CONCLUSIONS: On implementation of an algorithm for the management of difficult vascular access, the EZ-IO device proved safe and highly effective in both adult and paediatric patients in an out-of-hospital emergency setting. It is a suitable device for consideration as a first-line option for difficult vascular access in this setting. Efficacy and safety of the EZ-IOTM intraosseous device: Out-of-hospital implementation of a management algorithm for difficult vascular access Resuscitation. 2011 Jan;82(1):126-9
Emergency and orthopaedic doctors Elizabeth and Anthony Bateman from Britain describe their method of making a bone simulator for intraosseous cannulation training:
Take up to one Crunchie bar per trainee (leave in wrapper!) – this simulates the cancellous bone that is cannulated.
Tightly plaster cast with four layers of polyester cast tape (12.5 cm width matches closely to Crunchie bar length), cutting lengths of the cast tape as needed prior to immersing in water – this simulates the hard cortical bone.
Foam padding, or two layers of wool band from the plaster room, can be added to simulate soft tissue.
A small randomised trial of adult emergency department patients showed faster insertion and higher success rates with the EZ-IO compared with the Bone Injection Gun (B.I.G).

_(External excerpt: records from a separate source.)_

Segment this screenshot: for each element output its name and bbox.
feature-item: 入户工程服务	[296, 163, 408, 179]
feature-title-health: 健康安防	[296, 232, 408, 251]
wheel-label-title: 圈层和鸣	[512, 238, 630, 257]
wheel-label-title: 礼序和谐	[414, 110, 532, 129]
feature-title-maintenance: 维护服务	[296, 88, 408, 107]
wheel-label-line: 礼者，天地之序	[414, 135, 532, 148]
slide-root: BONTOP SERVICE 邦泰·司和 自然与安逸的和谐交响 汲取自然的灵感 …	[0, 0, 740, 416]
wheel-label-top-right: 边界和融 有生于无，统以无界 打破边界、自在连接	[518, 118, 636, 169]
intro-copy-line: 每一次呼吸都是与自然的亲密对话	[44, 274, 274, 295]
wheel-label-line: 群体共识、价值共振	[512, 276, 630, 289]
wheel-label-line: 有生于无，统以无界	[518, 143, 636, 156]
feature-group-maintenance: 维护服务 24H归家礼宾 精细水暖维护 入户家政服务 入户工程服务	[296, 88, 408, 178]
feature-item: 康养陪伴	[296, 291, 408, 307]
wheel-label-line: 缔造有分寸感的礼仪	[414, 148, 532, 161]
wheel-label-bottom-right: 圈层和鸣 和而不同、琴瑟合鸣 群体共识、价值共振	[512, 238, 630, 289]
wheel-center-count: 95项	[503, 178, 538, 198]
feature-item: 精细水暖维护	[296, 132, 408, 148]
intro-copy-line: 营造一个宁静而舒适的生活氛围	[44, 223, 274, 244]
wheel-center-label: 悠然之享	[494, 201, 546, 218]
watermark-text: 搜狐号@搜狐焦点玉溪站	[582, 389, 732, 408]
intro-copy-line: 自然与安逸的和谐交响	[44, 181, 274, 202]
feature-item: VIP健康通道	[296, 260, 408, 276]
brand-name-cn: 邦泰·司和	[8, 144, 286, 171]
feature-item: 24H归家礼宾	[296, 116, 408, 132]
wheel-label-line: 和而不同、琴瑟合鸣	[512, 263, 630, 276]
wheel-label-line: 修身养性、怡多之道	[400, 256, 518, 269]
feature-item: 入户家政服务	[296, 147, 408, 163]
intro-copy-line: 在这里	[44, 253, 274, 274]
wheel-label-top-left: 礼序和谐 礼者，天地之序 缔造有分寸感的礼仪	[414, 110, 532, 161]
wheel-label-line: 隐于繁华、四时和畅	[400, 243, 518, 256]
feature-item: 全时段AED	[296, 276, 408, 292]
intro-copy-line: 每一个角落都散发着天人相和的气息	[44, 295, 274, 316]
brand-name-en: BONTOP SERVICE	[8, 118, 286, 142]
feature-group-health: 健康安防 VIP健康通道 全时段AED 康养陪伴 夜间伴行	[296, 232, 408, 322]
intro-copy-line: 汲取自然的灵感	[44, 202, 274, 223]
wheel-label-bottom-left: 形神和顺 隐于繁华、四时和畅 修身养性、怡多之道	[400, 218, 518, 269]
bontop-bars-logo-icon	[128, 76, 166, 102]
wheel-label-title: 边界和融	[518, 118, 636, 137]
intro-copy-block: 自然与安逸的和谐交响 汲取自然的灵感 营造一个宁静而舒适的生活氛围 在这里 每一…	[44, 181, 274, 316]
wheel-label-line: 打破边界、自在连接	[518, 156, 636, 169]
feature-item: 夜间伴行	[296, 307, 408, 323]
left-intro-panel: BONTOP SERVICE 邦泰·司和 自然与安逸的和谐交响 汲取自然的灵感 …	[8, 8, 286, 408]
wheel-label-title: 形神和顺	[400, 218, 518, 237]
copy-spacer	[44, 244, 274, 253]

This is in keeping with my own experience and that of several services I have worked for.
Comparison of two intraosseous access devices in adult patients under resuscitation in the emergency department: A prospective, randomized study Resuscitation. 2010 Aug;81(8):994-9
A case report describes three failed attempts to flush or secure an intraosseous needle placed using the EZ-IO drill during cardiac arrest of an adult patient subsequently noted to have osteogenesis imperfecta (OI) type III. While not listed as a contraindication to EZ-IO use by the manufacturer, one should consider that OI may result in procedural failure.
Success rates with the bone injection gun were 71% (10 out of 14) in children <16 years and 73% (19 out of 26) in adults. Less encouraging data than that seen with the EZ-IO device, and consistent with the experience of some other services.
An observational, prospective study comparing tibial and humeral intraosseous access using the EZ-IO
Emergency physicians at Singapore General Hospital found flow rates to be similar when comparing the tibia with the humerus as sites for adult IO access. The EZ-IO had a very high insertion success rate. It took about 12 minutes to infuse a litre of saline, which drops to about 6 minutes if a pressure bag is used.